Afterwards, the participants underwent the post-intervention assessment, following the same procedures as the pre-intervention assessment and at the same time of day. During the four-week intervention, participants were reminded daily to take their sachet and asked to complete the daily reporting. Compliance to the intervention was assessed by counting the number of empty and full sachets returned by participants at the post-intervention session.
Questionnaire measures
Both directly before and after the four-week intervention, participants completed a range of commonly used questionnaires measuring constructs relating to emotion regulation: the State–Trait Anxiety Inventory44 (STAI); the Penn State Worry Questionnaire45 (PSWQ); the Perceived Stress Scale46 (PSS); the Leiden Index of Depression Sensitivity – Revised47 (LEIDS-R); the Centre for Epidemiological Studies Depression Scale48 (CES-D); the Positive and Negative Affect Schedule49 (PANAS); the Emotion Reactivity Scale50 (ERS); the Multidimensional Assessment of Interoceptive Awareness51 (MAIA); the Bermond–Vorst Alexithymia Questionnaire52 (BVAQ) and the Buss–Perry Aggression Questionnaire53 (BPAQ). The participants also filled out a bowel complaints questionnaire (based on a questionnaire developed to assess functional gastrointestinal disorders54), with a particular focus on assessing symptoms that can be experienced by some individuals when first taking probiotics such as constipation and bloating.

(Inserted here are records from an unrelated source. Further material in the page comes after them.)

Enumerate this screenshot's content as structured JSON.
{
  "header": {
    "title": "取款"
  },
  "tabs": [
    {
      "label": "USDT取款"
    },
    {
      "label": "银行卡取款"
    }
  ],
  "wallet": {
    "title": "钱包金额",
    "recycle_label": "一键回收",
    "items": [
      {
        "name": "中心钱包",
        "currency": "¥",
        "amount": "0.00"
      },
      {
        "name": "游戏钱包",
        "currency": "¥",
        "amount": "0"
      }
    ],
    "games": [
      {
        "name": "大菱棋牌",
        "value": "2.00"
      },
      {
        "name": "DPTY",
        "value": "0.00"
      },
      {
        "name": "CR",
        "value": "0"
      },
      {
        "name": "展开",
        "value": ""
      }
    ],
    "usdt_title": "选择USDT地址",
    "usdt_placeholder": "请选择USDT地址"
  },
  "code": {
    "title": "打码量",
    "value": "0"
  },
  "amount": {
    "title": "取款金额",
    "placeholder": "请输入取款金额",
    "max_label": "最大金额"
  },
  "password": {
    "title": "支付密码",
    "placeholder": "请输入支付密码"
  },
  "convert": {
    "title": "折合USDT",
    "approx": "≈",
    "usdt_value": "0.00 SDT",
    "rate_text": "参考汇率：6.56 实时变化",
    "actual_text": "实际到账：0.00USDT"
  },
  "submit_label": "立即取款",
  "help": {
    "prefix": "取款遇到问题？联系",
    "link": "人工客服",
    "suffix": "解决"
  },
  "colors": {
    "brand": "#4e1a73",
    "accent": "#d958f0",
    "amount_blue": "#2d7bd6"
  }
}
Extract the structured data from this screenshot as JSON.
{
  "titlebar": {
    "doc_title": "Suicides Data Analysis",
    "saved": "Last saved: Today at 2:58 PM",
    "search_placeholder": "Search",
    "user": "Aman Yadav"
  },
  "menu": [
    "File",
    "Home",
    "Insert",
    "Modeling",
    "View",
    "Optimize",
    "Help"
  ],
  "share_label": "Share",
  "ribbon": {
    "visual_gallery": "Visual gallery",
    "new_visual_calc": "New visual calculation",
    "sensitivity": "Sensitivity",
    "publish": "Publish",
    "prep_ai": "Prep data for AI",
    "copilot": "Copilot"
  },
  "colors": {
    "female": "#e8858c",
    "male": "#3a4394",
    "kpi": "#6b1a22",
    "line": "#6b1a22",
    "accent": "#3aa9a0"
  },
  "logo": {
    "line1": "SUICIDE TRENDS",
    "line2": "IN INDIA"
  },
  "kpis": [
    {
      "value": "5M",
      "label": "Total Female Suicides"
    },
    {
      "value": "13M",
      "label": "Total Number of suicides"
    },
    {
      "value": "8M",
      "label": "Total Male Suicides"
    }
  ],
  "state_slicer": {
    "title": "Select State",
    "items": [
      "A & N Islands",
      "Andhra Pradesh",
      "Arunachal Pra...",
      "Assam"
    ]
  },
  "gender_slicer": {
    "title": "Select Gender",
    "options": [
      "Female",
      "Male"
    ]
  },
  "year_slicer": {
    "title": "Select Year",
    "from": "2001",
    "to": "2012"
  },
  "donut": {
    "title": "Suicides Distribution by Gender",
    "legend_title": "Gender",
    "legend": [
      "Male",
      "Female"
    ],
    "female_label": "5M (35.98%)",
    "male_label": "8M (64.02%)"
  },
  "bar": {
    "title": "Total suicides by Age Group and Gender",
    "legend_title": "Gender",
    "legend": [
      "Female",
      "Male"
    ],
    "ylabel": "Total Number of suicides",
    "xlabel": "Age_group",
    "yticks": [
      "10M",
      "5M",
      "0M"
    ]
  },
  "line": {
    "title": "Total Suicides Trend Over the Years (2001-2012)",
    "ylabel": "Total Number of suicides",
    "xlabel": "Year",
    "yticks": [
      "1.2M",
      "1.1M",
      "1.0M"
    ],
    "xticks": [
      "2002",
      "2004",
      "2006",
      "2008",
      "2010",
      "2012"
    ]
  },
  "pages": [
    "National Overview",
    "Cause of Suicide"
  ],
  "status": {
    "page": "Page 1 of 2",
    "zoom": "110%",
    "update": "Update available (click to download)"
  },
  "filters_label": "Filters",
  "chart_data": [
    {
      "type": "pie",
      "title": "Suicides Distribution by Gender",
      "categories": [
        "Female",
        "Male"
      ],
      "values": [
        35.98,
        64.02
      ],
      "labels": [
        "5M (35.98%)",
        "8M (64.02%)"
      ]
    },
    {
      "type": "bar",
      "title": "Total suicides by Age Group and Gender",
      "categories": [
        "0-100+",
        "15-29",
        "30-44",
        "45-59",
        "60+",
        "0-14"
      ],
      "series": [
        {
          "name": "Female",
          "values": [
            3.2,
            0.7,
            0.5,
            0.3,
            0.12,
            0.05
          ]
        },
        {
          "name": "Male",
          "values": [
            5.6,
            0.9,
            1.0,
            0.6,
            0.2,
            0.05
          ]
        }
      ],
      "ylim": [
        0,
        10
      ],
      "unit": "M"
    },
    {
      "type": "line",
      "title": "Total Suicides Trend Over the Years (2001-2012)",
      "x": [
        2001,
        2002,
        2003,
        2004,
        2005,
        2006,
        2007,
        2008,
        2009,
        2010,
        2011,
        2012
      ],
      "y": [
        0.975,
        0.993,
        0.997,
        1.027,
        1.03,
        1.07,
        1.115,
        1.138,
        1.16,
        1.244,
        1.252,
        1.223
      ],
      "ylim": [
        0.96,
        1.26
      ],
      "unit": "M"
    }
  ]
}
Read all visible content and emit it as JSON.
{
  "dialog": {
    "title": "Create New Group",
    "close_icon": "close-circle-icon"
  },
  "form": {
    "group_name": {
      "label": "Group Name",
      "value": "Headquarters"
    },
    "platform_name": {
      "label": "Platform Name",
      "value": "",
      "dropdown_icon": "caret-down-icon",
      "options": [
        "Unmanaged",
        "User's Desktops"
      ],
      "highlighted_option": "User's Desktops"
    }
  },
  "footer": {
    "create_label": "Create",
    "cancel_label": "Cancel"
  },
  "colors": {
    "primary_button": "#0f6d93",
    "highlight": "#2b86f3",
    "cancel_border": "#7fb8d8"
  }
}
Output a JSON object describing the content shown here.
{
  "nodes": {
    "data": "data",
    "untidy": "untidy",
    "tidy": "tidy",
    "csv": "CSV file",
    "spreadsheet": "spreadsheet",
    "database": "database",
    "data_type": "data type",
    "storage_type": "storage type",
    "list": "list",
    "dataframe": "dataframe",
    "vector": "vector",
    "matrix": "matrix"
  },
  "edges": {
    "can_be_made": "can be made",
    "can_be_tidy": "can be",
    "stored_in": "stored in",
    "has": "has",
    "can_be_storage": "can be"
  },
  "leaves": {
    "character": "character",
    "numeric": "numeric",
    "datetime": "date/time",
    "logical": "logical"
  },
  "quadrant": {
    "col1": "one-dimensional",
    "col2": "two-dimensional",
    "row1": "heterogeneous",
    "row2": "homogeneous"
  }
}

Tests of emotional processing
E-Prime 2.0 software (Psychology Software Tools, Inc., Pittsburgh, PA) was used to programme the tasks, present stimuli and collect participants’ responses. The emotional dot-probe task was used to assess selective attention for facial emotional expressions (emotional bias) and the facial expression recognition task was used to assess the accuracy in identifying emotions. These tasks have been shown to detect the early effects of pharmaceutical drugs on emotional processing in depression and have also been validated in healthy individuals55,56,57,58.
For the emotional dot-probe task, participants were shown two faces presented concurrently for 500 ms; a face expressing an emotion and a face with a neutral expression. Immediately after the pictures disappeared, the probe (depicted as two dots) re-appeared at one of the locations and participants were asked to click the probe as quickly as possible. The experimental task consisted of ten practice trials and 120 test trials. Test trials comprised stills of peak emotional expressions of eleven male and nine female actors from the Amsterdam Dynamic Facial Expressions Set59 depicting six expressions (sadness, fear, anger, happiness, surprise and neutral). Trials were counterbalanced regarding the location of the emotional picture (left or right) and location of the probe (congruent with the emotional picture or incongruent with the emotional picture). An emotional bias score was calculated for each emotion using the following formula: RTneutralprobe – RTemotionalprobe (where RT is reaction time). Responses faster than 200 ms or slower than 2000 ms were filtered out, as is common practice60,61.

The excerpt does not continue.